The term is also too close to scooterist which is a whole other debate as is the correct term for our vehicle: “motorcycle”, “bike” or “motorbike”?

How do you refer to motorcycle riders? Leave your comments below.

  1. Well, I actually like to be called a motorcyclist…someone that rides a motorcycle…
    I’ve never liked the term “biker”… and I’m certainly not a “bikie”!

  2. I prefer ‘motorcyclist’ but sometimes use ‘biker’ as well. ‘Motorcyclist’ clearly defines us as riders of motorcycles and doesn’t apply to any other type of vehicle. I tend to agree with the Yanks about ‘bikie’ that sounds a bit diminutive for a big tough hairy outlaw biker (but I’d never say it to their face!); but the Australian press and public seem to like it.

  3. That dude in the photo is most definitely a scooterist!
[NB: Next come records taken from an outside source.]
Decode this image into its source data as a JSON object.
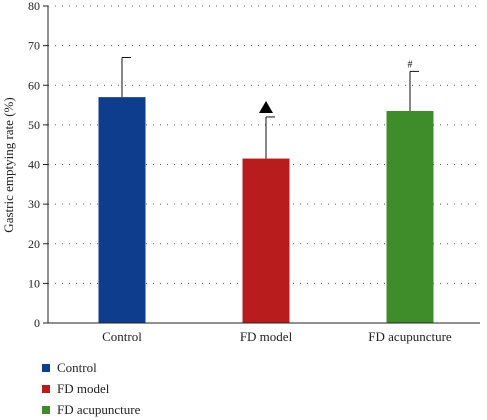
{
  "chart_data": {
    "type": "bar",
    "ylabel": "Gastric emptying rate (%)",
    "xlabel": "",
    "ylim": [
      0,
      80
    ],
    "yticks": [
      0,
      10,
      20,
      30,
      40,
      50,
      60,
      70,
      80
    ],
    "grid": "horizontal dotted",
    "categories": [
      "Control",
      "FD model",
      "FD acupuncture"
    ],
    "values": [
      57,
      41.5,
      53.5
    ],
    "error_upper": [
      10,
      10.5,
      10
    ],
    "colors": [
      "#0d3d8c",
      "#b81c1c",
      "#3f8c2a"
    ],
    "annotations": [
      "",
      "▲",
      "#"
    ],
    "legend": {
      "position": "bottom-left",
      "entries": [
        "Control",
        "FD model",
        "FD acupuncture"
      ]
    }
  }
}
Haha! 😉

    I’m just a guy who happens to ride a motorbike. I’ve never put much more thought into it than that.

  4. I agree with your thoughts Mark. After my mother got dementia and forgot that I was her son. I would turn up on my motorbike and she’d scurry inside to tell my father that: “the motorbike man is here again”. So, I am ‘the motorbike man’ – none of your fuller descriptions. Patched members -bikers/bikies are specific categories of what I see as one greater category – motorbike riders. Don’t you agree, ‘MotorbikeWriter’?
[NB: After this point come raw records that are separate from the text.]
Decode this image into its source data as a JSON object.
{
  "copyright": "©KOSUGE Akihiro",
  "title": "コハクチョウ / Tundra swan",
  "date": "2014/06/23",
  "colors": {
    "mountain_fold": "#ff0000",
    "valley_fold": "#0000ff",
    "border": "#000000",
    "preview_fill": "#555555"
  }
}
    1. What could be more entertaining than the truth…?

      I like the forum.

      Gotta Glide.


  5. I would refer to anyone who owns and rides a motorcycle as a ‘Motorcyclist’. I treat this term as if it is an objective title like other Authoritative Agencies do. I don’t find this term derogatory at all since the term defines a clear and concise image of who it is describing without a second definition.

    What about for people who ride Bicycles? Well, simply ‘Bicyclist’ for me.

    To the person who is in control of the motorcycle, I would call them as the ‘Rider’ of the motorcycle.

    The Cambridge Dictionary defines ‘Driver’ as a person who drives *a vehicle*. So technically a person who is in control of the motorcycle can be correctly described as a driver. On the other hand, the Merriam-Webster Dictionary defines ‘Driver’ as a person who drives a car or truck.

    Another fun word is ‘Motorist’. The Oxford Languages, Collins Dictionary and Cambridge Dictionary defines ‘Motorist’ as a person who drives a car; while Merriam-Webster and defines ‘Motorist’ as a person who travels by automobile.

    To any persons who is accompanying the rider as a passenger on the same motorcycle, I would call them ‘Pillion’ or ‘Pillion Passenger’ or ‘Side Car Passenger’ (where a side car is present).

    I think the term ‘Biker’ was solidified in our minds as a rebellious individual who rides a *specifically* Harley Davidson motorcycle because of the Outlaw Motorcycle Clubs and ‘The Wild One’ movie. Harley Davidson was pushing strongly for this specific market years ago when Honda was entering the US market. I’m sure that when someone mentions the word ‘Biker’; almost certainly the next word that would come to your mind is ‘gang’ which I think assists in framing the word to its correct meaning. I mean, I could also be horribly wrong.

    ‘Bikies’ though, I think is an Australian slang of the word ‘Biker’. Shortening words and adding -ie or -y is a very *Aussie* thing to do. Aussies, Pokies, Sparky, Junkies, Footy, Dunny, Barbie, Chrissy and Mozzie are just to name a few.

    Funny thing of Scooters, the word that comes to mind for me is ‘Scootist’. There’s no definition for ‘Scootist’ on the internet it seems.

  6. For riders who find it necessary to stand up on the pegs of a road bike, the correct term is “Dickhead”

    1. I’m guessing you don’t do much off-road riding then (or get numb-bum)!